One reason I appreciate Lauren Hinds' comics is because it's clear how carefully she thinks through her work. Writing mostly about teens and children, her close study of family dynamics and disciplined restraint in depicting the breakdowns of families and friendships gives her work an almost uncomfortably intimate quality.
In Jeremy (published by Robyn Chapman's Paper Rocket Mini Comics), Hinds depicts a turbulent friendship between two boys from different backgrounds. Implicitly set in Hinds' home country of Trinidad and Tobago, it's told from the point of view of an unnamed white kid with a protective family and his best friend, a Black kid named Jeremy whose family mostly ignored him. It really does like like the journal a kid might make, with every page designed on lined paper as though the kid was drawing the comic on notebook paper. Each page has a single panel and cursive writing below, narrating the story. Hinds' figure drawings have the deliberate spontaneity of a child's attempt at drawing, only with much greater technique and understanding of how a page works.
In telling the story, Hinds is careful not to pass judgment on her characters. Jeremy is clearly a lonely kid, but he made for a frustrating friend. The narrator had a number of memorable adventures with him, but Jeremy insulted him when he couldn't go out with him. Jeremy also got his ass kicked on a consistent basis by the white kids at their school, but he never backed down from them. The most fascinating part of the narrative is the mixed messages the narrator receives from adults. A teacher tells him to stop hanging out with Jeremy. His mother says that he's too smart to hang out with Jeremy. His uncle, however, tells him that Jeremy is much tougher than he is, and this is all part of the narrator's general low self-esteem. In Jeremy, he sees someone who seems so much more free, brave, and imaginative than he is. He doesn't understand the things his friend is missing in his life.
Eventually, after a misadventure where Jeremy's bossiness turns into outright disregard for his friend's safety, they drift apart.

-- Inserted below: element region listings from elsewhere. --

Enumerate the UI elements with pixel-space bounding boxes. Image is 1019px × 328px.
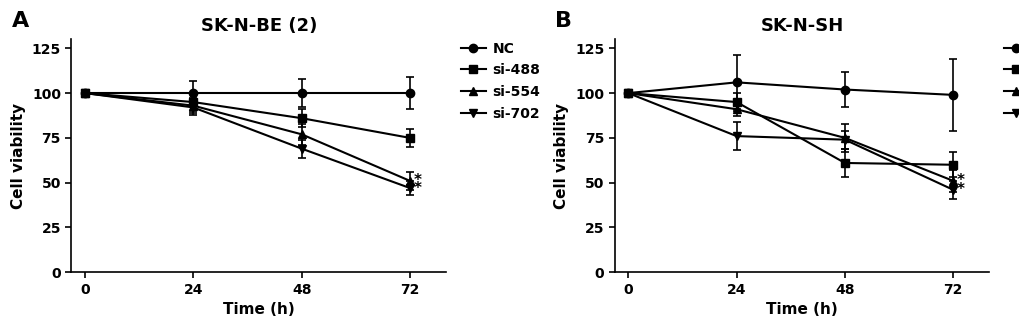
NC: [838, 88, 850, 92]
si-488: [404, 136, 416, 140]
Text: *: *: [413, 180, 421, 195]
si-554: [947, 179, 959, 183]
si-554: [404, 179, 416, 183]
Legend: NC, si-488, si-554, si-702: NC, si-488, si-554, si-702: [461, 42, 540, 121]
Text: A: A: [11, 11, 29, 31]
Text: *: *: [956, 182, 964, 197]
Text: B: B: [554, 11, 572, 31]
si-554: [622, 91, 634, 95]
NC: [186, 91, 199, 95]
Line: si-702: si-702: [81, 89, 414, 192]
Text: *: *: [413, 174, 421, 188]
si-554: [730, 107, 742, 111]
Y-axis label: Cell viability: Cell viability: [554, 103, 569, 209]
X-axis label: Time (h): Time (h): [223, 302, 294, 317]
si-554: [78, 91, 91, 95]
si-488: [78, 91, 91, 95]
Line: si-702: si-702: [624, 89, 957, 194]
Line: si-554: si-554: [624, 89, 957, 185]
X-axis label: Time (h): Time (h): [765, 302, 837, 317]
si-702: [78, 91, 91, 95]
NC: [296, 91, 308, 95]
Line: NC: NC: [81, 89, 414, 97]
si-488: [947, 163, 959, 167]
Line: NC: NC: [624, 78, 957, 99]
si-702: [296, 147, 308, 151]
si-702: [622, 91, 634, 95]
si-702: [186, 106, 199, 110]
si-488: [838, 161, 850, 165]
si-554: [296, 132, 308, 136]
Line: si-488: si-488: [624, 89, 957, 169]
NC: [78, 91, 91, 95]
Y-axis label: Cell viability: Cell viability: [11, 103, 26, 209]
NC: [730, 80, 742, 84]
Line: si-488: si-488: [81, 89, 414, 142]
si-702: [730, 134, 742, 138]
si-702: [838, 138, 850, 142]
si-554: [186, 104, 199, 108]
Title: SK-N-SH: SK-N-SH: [760, 17, 843, 35]
si-702: [404, 186, 416, 190]
si-488: [296, 116, 308, 120]
Legend: NC, si-488, si-554, si-702: NC, si-488, si-554, si-702: [1003, 42, 1019, 121]
si-702: [947, 188, 959, 192]
Title: SK-N-BE (2): SK-N-BE (2): [201, 17, 317, 35]
Text: *: *: [956, 174, 964, 188]
si-554: [838, 136, 850, 140]
NC: [947, 93, 959, 97]
NC: [404, 91, 416, 95]
si-488: [622, 91, 634, 95]
NC: [622, 91, 634, 95]
si-488: [186, 100, 199, 104]
Line: si-554: si-554: [81, 89, 414, 185]
si-488: [730, 100, 742, 104]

Hinds reinforces this in an interesting way. There isn't a dramatic moment of conflict, just that awkward phase where one person tries to ignore another. The beginning of the comic is in full, lush color reflecting the vivid quality of the narrator's memories and experience of these adventures. As the story unfolds and things slowly split apart, the colors start to fade. They're reduced to spot colors before the incident where they are nearly attacked by dogs occurs, and when the dogs appear, the comic reverts entirely to black and white. What is unstated in Hinds' comics is every bit as important as the things she spells out.

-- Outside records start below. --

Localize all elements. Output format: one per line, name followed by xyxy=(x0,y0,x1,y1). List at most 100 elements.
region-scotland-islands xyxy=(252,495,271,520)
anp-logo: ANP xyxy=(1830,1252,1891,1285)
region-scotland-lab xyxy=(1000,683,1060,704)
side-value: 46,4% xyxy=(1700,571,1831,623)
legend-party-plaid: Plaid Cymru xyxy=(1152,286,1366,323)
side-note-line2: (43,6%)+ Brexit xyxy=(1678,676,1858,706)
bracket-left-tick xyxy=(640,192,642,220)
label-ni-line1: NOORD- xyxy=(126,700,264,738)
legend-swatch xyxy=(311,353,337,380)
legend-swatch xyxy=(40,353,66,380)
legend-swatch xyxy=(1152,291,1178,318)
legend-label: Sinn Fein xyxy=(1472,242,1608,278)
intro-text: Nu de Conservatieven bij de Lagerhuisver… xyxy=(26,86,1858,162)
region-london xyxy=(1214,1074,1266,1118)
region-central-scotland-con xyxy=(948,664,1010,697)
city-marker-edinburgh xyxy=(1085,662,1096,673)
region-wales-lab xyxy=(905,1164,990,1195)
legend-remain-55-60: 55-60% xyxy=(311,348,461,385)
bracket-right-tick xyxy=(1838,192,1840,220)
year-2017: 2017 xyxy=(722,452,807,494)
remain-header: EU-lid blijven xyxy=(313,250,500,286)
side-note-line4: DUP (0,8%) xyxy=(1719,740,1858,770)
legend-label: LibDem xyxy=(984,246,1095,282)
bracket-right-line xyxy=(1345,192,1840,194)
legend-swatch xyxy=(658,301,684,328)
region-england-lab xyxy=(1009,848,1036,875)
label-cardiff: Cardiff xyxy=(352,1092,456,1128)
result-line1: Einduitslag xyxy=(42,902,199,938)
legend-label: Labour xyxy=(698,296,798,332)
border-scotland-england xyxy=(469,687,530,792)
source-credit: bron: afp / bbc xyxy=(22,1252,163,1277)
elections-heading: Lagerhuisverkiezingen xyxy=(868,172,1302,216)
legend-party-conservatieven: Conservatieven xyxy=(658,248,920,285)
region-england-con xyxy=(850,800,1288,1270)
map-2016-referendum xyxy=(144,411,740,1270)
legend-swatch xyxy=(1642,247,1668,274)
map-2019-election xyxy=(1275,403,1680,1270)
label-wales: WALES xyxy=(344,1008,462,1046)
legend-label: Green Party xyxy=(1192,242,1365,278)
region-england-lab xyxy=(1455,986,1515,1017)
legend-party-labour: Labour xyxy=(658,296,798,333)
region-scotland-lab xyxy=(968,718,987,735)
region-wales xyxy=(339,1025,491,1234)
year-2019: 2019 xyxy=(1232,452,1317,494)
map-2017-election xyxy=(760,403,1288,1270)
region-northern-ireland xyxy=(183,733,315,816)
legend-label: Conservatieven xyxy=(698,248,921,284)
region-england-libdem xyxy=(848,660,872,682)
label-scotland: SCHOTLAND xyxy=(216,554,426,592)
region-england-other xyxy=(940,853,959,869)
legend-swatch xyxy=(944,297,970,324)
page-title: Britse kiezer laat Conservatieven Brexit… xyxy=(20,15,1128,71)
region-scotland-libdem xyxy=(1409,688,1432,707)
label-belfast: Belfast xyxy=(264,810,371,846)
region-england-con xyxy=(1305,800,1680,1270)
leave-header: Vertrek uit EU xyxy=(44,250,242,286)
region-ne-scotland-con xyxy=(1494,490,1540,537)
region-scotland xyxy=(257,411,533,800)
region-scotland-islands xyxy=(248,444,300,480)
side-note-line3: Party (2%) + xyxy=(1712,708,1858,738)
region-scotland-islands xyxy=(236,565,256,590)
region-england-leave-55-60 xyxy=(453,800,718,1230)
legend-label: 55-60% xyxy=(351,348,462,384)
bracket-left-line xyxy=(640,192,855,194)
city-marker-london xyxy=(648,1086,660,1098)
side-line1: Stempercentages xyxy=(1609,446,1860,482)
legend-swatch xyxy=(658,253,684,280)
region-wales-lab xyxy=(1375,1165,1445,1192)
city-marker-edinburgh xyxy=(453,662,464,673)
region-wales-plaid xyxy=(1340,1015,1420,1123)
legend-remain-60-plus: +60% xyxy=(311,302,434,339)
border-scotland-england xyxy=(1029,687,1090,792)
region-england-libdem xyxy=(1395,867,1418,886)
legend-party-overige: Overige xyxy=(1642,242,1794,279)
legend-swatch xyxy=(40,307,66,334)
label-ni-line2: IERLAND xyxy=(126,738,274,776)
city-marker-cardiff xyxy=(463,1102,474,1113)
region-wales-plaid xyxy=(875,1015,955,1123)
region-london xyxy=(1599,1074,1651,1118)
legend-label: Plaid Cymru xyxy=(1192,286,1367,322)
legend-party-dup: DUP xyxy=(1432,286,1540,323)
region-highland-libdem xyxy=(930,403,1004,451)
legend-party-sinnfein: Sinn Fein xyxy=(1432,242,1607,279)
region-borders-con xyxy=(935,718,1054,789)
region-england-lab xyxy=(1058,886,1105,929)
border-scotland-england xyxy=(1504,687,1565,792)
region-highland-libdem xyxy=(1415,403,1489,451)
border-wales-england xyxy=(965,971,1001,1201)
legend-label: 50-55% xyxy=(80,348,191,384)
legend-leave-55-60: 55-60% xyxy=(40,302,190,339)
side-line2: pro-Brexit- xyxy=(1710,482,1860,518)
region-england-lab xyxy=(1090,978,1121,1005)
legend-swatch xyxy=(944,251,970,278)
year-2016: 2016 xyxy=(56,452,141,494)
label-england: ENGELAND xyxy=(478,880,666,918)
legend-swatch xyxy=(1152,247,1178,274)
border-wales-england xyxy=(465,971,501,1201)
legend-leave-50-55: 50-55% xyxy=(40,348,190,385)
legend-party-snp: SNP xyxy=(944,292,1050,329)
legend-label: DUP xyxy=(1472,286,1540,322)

The Quiet Family explores similar territory and uses the same kinds of narrative techniques. This time, it's a young girl who's curious about the Bedoe family that moves in next door, because they're so quiet. This comic is much more emotionally charged and less subtle than Jeremy, as it doesn't take long for Kessa, the narrator, to deduce that Mr. Bedoe is abusive in the same way her dad was. Whenever Mr. Bedoe saw her or talked to her, Kessa felt uneasy, and for good reason. He was eventually arrested for assaulting his wife, who was protecting her daughter from him. There is a real sense of mourning and lost opportunity in this comic; Kessa feels bad for the girl because of what she went through (knowing it was what she went through as well) but also because she mourns what could have been a close friendship. While this narrative is far more dramatic and explosive, Hinds still shows a great deal of restraint as an artist. There's tremendous tension, but Hinds opts against melodrama. Paired with Jeremy, one can see a potential collection of stories told in this vein.